Rozmawiamy jeszcze przez chwilę. Próbuję go karmić, ale po kilku łyżkach półpłynnej papki kręci głową. Od kilku dni jest tak samo. Po chwili znów zasypia.
Patrzę na Mateusza i sama nie wiem, kiedy też zapadam w drzemkę. Wczoraj siedziałam do późna w sklepie Jana, porządkując nowe rzeczy i książki. Jan zawsze to rozdziela, bo dla niego książki to nie rzeczy, to coś więcej.
— Przeczytaj mi coś o Pani Przedsionków — mówi nagle Mateusz.
Mrugam. Widzę kotostrachy gdzieś na granicy snu i jawy, w stanie tego dziwnego półsnu, który od czasu do czasu mi się przytrafia. Wiem, że są tutaj, choć nie powinno ich tu być, że pochodzą z innego miejsca. Doktor A. mi to wyjaśniła, twierdzi, że to głównie kwestia neurologiczna. Dla mnie to tak, jakby sen narzucał na rzeczywistość płachtę. Przysłaniał ją. Rzeczywistość wystaje spod snu jak spod cienkiej dziurawej tkaniny. Mateusz patrzy w tę stronę, co ja, jakby również coś widział.
— Czy one tam były? — pyta.
Potakuję. Kilka razy opowiadałam mu o kotostrachach, zwłaszcza kiedy byłam mała.
— Czasem mam takie wrażenie, jakby coś tam było — mówi. — Może to dlatego, że tyle śpię.
Mrugam powiekami, wrażenie dwoistości odpływa. Znika tkanina dziurawego półsnu.
— Możliwe.
Ostatnio coraz częściej to wyczuwa. Może dlatego, że sam jest coraz bardziej „gdzie indziej” niż „tu”. Przypominam sobie ulotkę, którą wręczyła mi jakiś czas temu jedna z pielęgniarek i którą wcisnęłam głęboko do wewnętrznej kieszeni torby. Etapy umierania. Jak radzić sobie ze stratą. Teraz w mojej głowie migają kolejne podpunkty jak znaki ostrzegawcze. Wychudzenie. Brak apetytu. Wzmożona senność. Wyostrzenie rysów twarzy. Omamy, urojenia. Suchość w ustach. Pchłopijawki znowu mlaskają z zadowoleniem. Odganiam od siebie myśli jak natrętne muchy. To jeszcze nie czas. Jeszcze nie teraz. Jeszcze nie. Powtarzam w kółko jak mantrę.

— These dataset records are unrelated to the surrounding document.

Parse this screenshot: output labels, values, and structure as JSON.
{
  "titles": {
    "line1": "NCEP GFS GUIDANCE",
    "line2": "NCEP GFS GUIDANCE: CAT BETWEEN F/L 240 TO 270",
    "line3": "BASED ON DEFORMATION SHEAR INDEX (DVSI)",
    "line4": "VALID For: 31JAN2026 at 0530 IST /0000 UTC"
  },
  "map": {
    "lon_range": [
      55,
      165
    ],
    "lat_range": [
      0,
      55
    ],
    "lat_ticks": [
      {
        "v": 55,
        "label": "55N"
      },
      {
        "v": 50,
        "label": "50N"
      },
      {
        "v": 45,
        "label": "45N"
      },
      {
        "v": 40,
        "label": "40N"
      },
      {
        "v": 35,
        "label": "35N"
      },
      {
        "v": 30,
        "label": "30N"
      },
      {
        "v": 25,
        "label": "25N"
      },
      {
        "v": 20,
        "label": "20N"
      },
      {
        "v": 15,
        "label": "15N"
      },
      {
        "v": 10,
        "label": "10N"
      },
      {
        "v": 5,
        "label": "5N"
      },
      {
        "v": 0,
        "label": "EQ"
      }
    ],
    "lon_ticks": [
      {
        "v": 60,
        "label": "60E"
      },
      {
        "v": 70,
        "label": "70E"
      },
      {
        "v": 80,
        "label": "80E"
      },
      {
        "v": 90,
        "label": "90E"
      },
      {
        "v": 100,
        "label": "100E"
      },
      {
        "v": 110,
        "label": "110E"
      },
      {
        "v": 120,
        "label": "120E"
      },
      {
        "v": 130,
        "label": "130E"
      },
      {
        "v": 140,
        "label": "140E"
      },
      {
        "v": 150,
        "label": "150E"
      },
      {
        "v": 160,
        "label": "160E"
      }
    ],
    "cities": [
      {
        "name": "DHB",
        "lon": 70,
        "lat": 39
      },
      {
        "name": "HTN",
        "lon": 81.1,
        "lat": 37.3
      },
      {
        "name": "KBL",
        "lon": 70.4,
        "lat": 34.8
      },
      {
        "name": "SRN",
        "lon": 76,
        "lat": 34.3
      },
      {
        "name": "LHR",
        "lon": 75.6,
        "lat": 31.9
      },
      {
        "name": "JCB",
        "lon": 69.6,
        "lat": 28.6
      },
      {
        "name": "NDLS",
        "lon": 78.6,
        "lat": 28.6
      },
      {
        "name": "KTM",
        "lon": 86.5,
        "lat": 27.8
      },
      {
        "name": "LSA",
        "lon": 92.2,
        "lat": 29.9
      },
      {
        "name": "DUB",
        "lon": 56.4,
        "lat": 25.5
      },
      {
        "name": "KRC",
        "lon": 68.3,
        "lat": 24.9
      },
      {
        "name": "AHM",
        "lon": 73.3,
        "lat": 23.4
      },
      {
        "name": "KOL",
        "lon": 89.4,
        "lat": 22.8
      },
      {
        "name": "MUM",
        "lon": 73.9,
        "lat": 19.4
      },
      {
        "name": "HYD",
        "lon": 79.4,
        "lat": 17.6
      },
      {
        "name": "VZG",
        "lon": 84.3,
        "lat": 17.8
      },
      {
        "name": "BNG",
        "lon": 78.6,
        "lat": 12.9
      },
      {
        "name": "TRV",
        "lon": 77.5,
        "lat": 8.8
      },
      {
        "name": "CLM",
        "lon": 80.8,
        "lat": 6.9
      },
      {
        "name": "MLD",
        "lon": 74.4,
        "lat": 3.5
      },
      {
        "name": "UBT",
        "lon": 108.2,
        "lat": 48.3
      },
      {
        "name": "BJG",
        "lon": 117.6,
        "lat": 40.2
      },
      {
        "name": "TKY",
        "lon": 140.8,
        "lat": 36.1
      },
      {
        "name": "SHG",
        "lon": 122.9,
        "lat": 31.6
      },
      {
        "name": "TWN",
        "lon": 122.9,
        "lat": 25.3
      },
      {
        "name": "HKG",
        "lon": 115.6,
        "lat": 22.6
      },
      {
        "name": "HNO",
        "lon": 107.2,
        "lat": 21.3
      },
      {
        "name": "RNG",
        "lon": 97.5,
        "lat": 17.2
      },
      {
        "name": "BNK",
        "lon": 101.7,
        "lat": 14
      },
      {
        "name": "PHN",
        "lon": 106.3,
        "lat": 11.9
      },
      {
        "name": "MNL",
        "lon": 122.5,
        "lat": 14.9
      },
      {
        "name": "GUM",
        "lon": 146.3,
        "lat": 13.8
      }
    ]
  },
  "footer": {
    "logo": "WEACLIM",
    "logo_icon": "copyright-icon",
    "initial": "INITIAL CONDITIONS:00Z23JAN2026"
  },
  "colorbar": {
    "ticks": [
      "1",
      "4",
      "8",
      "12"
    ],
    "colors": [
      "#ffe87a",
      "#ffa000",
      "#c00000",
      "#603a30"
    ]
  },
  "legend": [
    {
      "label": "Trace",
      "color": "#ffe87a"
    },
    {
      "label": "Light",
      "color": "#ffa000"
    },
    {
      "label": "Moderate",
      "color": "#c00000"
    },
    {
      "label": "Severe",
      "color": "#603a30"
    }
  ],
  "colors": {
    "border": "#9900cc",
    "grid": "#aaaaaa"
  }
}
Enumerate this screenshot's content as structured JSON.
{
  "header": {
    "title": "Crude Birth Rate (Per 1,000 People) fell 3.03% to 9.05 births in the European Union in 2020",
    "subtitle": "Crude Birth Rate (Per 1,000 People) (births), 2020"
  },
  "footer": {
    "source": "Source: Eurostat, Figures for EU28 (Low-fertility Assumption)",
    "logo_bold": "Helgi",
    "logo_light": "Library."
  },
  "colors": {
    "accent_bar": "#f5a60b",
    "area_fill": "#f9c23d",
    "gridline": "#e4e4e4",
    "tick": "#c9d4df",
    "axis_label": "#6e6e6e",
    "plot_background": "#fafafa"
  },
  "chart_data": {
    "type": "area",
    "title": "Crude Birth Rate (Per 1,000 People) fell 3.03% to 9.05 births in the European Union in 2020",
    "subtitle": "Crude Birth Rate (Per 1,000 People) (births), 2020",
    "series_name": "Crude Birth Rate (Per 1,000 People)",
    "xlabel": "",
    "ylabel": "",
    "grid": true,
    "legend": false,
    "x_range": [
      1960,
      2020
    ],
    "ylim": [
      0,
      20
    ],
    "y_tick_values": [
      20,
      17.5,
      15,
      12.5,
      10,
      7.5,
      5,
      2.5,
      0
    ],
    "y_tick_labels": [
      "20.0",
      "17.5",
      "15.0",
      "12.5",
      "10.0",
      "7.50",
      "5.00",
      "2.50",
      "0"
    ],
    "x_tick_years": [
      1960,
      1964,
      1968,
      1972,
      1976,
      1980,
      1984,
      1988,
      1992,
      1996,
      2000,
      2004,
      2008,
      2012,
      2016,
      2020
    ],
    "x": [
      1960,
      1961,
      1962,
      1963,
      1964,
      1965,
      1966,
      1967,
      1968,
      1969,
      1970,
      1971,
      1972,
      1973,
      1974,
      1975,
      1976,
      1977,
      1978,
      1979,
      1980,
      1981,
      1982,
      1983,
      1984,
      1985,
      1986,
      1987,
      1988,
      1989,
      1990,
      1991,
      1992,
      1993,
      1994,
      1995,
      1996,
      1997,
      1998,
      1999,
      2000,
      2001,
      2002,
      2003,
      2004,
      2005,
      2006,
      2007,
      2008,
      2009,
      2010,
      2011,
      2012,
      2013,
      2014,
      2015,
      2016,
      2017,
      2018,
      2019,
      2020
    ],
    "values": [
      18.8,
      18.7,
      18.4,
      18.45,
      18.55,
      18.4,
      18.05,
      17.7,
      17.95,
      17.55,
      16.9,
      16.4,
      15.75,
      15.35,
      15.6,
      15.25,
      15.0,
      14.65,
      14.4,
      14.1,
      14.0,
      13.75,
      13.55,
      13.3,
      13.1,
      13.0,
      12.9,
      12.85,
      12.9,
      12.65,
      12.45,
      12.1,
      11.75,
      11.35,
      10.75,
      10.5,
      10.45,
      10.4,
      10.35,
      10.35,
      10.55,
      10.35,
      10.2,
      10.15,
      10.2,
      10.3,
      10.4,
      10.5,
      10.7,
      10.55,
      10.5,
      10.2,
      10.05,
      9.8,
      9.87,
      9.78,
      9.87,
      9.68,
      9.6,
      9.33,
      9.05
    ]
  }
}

Wygrzebuję brulion z torby i przerzucam kartki. To w nim od lat zapisuję sny. Głównie o Pani Przedsionków, którą nazywam też Rudolfiną, choć zdarzają się również inne, takie, które uznam za szczególne. Przewracam pożółkłe i zmatowiałe ze starości kartki. Pierwsze są zapisane niewprawnym i koślawym pismem dziecka. Później pismo coraz bardziej się kształtuje i zmienia, aż do obecnego. Niektóre wpisy są staranne, inne nabazgrane naprędce, tak że mam czasem problem z ich odczytaniem. Często są to różne wersje tego samego snu, spisanego na nowo po raz kolejny. Jakby rosły i nabierały wyrazistości wraz ze mną. W końcu zatrzymuję wzrok na jednej ze stron. To sen numer trzy. Jeden z grupy snów, które nazywam „narodzinowymi”. W snach wiele razy pytałam Rudolfinę, skąd wzięłam się w jej domu. Zawsze opowiadała mi inną historię. „Która z tych historii jest prawdziwa? Jak było naprawdę?” — pytałam we śnie za każdym razem, kiedy kończyła. „Czasami myślę, że żadna z nich nie jest prawdziwa” — dodawałam z goryczą. „Wszystkie są prawdziwe”. „To niemożliwe” — oponowałam. „Mylisz się” — odpowiadała. „Wszystkie są prawdziwe. Po prostu wybieram jedną z możliwych wersji. To, co prawdziwe, może mieć różne ubranie, ale w środku, kiedy się temu przyjrzysz, zawsze wygląda tak samo”. Zazwyczaj w tej chwili budziłam się, a w następnym śnie Pani Przedsionków opowiadała mi którąś z innych wersji.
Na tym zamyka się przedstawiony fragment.